The owner of Country Thyme Farm Market, a produce stand that stood along River Road every summer between 1999 and 2009, said he has packed up his business more than a month earlier than usual in light of slumping sales and a tough growing season. He blames the drop in sales on his 14-month battle with the State Highway Administration.
"It's a bureaucracy and a beast," he said of the agency.
Sadd, along with others, was told his long-standing market had to be moved from where it stood near Bethesda's Kenwood neighborhood on River Road in July 2009 when SHA officials began actively enforcing a law that prohibits such stands in state right of ways.
He appealed to stay for the season and eventually helped create legislation that permits produce vendors to sell on SHA property, but says the fight to obtain a permit has been too much for him.
His current location, which is on River Road near the Capital Crescent Trail Bridge on county land has brought him significantly less business than previous years and SHA officials have been slow to help get him back to where he was.
Sadd, who has a farm in Boyds, would not comment on how much he lost this season, but said it was 80 percent less than he took in while at his original location.
"It's just been this perfect storm," he said. "We're lost here, away from everything else, we started late ... and the weather has just not been good. I'm packing it up."
Sadd is the first person to request such a permit, said SHA spokesman Charles Gischlar. He said the SHA is still waiting for more information from Sadd and are still trying to assess how safe Sadd's original location is.
"Safety has to be our number one priority," he said. "We have to make sure that all highway users are safe."
The permitting process has not year been completed and his agency is still working out its details, Gischlar said.
Sadd said he has worked with the SHA as much as he can.

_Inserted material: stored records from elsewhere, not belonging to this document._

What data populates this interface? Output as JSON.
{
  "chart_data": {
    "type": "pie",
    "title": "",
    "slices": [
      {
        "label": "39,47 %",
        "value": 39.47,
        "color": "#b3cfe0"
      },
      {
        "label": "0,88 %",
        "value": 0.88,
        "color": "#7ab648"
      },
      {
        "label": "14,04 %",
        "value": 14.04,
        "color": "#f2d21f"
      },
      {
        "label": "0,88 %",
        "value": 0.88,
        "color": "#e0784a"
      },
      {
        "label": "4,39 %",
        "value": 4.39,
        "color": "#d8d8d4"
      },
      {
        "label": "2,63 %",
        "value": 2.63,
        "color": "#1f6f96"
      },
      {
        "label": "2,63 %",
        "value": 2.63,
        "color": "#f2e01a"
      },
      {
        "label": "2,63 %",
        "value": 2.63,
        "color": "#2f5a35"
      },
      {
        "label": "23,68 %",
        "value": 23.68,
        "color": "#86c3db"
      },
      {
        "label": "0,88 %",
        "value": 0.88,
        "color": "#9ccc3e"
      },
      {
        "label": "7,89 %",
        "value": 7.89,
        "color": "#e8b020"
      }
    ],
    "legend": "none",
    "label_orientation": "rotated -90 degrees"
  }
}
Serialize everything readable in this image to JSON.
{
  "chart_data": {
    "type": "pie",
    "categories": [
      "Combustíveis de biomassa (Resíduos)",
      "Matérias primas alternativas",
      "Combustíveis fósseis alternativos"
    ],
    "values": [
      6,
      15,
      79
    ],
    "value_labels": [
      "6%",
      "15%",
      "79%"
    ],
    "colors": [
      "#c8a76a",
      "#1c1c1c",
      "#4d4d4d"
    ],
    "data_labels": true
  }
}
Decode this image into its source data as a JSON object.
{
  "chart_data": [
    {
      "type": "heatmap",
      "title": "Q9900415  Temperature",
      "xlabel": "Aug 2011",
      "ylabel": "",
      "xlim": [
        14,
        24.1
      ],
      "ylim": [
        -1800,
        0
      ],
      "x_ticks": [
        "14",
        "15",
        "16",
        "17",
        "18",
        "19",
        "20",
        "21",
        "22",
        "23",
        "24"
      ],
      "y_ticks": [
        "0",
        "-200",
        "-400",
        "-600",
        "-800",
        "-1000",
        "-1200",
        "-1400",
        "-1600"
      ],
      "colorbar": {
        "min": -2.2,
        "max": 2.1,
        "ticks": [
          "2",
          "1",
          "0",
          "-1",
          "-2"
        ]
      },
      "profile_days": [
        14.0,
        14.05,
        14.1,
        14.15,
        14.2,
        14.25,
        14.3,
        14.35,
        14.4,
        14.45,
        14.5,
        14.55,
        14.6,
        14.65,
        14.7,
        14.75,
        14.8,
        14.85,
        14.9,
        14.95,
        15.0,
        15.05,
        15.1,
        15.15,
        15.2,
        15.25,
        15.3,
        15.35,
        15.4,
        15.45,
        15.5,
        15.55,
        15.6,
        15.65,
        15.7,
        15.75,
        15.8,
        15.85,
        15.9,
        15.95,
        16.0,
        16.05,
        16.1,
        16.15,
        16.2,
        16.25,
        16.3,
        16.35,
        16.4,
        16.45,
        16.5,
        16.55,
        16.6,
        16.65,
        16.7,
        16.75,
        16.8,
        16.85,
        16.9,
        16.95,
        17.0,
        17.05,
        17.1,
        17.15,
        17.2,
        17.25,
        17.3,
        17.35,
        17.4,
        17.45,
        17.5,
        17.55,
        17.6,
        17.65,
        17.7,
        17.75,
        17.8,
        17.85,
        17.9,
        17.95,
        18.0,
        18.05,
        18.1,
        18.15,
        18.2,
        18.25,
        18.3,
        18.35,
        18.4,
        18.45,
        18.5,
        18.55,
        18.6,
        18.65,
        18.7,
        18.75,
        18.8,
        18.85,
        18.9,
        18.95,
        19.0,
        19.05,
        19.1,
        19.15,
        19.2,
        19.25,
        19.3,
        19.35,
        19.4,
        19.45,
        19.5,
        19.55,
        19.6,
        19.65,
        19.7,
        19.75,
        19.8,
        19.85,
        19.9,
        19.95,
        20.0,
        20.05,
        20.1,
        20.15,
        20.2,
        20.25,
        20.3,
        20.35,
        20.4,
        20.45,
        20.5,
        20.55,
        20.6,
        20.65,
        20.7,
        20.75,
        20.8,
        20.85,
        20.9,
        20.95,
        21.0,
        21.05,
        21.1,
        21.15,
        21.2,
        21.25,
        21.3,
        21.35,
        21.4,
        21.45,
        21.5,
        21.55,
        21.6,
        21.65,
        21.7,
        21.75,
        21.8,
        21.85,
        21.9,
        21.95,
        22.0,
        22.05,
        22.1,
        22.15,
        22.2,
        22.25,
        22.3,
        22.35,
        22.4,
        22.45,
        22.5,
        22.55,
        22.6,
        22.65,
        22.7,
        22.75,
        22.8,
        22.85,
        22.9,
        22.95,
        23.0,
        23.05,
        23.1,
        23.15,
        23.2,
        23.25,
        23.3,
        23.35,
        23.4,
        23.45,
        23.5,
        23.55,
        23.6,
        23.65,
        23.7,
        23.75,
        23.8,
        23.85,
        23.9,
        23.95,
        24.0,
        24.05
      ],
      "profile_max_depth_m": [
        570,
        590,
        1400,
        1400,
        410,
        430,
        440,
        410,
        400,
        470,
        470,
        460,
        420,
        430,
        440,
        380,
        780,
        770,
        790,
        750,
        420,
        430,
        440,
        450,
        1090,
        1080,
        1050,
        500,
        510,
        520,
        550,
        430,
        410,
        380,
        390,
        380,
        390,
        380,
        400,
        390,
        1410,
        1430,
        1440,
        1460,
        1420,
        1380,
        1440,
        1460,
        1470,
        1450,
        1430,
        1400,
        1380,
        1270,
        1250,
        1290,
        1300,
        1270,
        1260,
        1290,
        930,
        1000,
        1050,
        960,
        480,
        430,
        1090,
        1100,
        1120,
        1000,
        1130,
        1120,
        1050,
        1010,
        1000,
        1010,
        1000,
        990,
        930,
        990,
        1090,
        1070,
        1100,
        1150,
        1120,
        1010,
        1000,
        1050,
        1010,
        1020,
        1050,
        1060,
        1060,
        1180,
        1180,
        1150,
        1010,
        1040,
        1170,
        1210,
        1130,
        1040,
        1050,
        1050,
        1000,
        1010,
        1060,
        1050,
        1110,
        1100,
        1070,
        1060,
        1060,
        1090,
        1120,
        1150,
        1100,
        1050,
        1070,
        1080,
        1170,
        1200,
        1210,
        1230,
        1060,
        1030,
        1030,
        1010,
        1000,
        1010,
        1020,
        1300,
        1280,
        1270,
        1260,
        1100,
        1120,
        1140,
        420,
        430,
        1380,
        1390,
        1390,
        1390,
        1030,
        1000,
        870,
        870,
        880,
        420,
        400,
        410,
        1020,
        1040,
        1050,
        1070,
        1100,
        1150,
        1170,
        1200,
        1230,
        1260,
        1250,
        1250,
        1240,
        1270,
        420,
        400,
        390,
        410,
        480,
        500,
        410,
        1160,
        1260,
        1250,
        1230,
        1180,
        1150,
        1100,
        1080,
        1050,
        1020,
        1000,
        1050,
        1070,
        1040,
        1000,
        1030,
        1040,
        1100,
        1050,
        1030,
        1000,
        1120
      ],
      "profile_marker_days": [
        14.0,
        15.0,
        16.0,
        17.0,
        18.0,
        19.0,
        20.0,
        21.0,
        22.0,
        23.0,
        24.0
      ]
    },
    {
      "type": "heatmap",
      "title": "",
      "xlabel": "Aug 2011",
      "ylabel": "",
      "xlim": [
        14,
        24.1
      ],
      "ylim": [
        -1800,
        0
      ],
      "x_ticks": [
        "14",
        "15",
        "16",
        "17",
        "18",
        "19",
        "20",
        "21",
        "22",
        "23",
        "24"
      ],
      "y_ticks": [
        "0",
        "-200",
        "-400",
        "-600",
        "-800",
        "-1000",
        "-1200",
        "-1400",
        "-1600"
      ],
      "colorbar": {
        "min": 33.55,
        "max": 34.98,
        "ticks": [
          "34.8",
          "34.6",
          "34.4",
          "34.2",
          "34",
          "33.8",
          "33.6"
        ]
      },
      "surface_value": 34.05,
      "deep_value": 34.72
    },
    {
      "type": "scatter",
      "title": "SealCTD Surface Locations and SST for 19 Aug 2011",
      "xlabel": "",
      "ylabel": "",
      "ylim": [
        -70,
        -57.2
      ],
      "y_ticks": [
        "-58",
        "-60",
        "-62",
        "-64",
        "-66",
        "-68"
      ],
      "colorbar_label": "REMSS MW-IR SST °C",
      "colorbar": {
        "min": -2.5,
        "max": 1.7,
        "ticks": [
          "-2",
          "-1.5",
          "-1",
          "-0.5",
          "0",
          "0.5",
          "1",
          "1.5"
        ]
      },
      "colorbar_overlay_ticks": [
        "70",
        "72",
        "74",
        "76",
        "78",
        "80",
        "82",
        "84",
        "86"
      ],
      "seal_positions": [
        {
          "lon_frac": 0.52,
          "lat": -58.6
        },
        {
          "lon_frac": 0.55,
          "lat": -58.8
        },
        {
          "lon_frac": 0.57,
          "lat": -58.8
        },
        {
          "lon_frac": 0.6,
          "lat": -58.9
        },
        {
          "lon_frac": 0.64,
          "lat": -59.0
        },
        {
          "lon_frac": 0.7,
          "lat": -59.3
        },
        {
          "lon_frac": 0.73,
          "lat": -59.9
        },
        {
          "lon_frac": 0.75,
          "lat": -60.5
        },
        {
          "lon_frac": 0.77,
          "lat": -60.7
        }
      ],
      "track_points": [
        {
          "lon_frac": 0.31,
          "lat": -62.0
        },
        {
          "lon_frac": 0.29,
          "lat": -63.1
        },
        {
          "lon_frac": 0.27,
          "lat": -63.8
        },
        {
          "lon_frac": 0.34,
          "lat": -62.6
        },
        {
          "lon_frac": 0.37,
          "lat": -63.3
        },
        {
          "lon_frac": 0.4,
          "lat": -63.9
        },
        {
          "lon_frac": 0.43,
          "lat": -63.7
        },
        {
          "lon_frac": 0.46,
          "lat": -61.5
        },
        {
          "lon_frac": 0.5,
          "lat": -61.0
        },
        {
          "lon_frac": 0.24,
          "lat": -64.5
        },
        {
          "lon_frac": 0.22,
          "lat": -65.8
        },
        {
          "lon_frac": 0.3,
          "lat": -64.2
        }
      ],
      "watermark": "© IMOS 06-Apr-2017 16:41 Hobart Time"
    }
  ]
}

Sen. Brian E. Frosh (D-Dist. 16) of Bethesda said he too has been frustrated with the idea that the farm stand which inspired him to create Senate Bill 477 the legislation that along with House Bill 611 set up the licensing process still is not where it once stood.
"It is my understanding that the record shows they've had no safety problems there," he said. "It just seems like a shame they couldn't be there this summer."
Rob Ficker, who operated the Truffula Farm Market on River Road and Carderock Springs Drive from 2006 to 2009 in Bethesda which was also forced to leave its location last summer said the shutdown contributed to his decision to abandon local produce vending.
"I wasn't the only reason, but it didn't help," he said. "...It definitely did help me move on."
Ficker now builds butterfly gardens in Delray, Fla.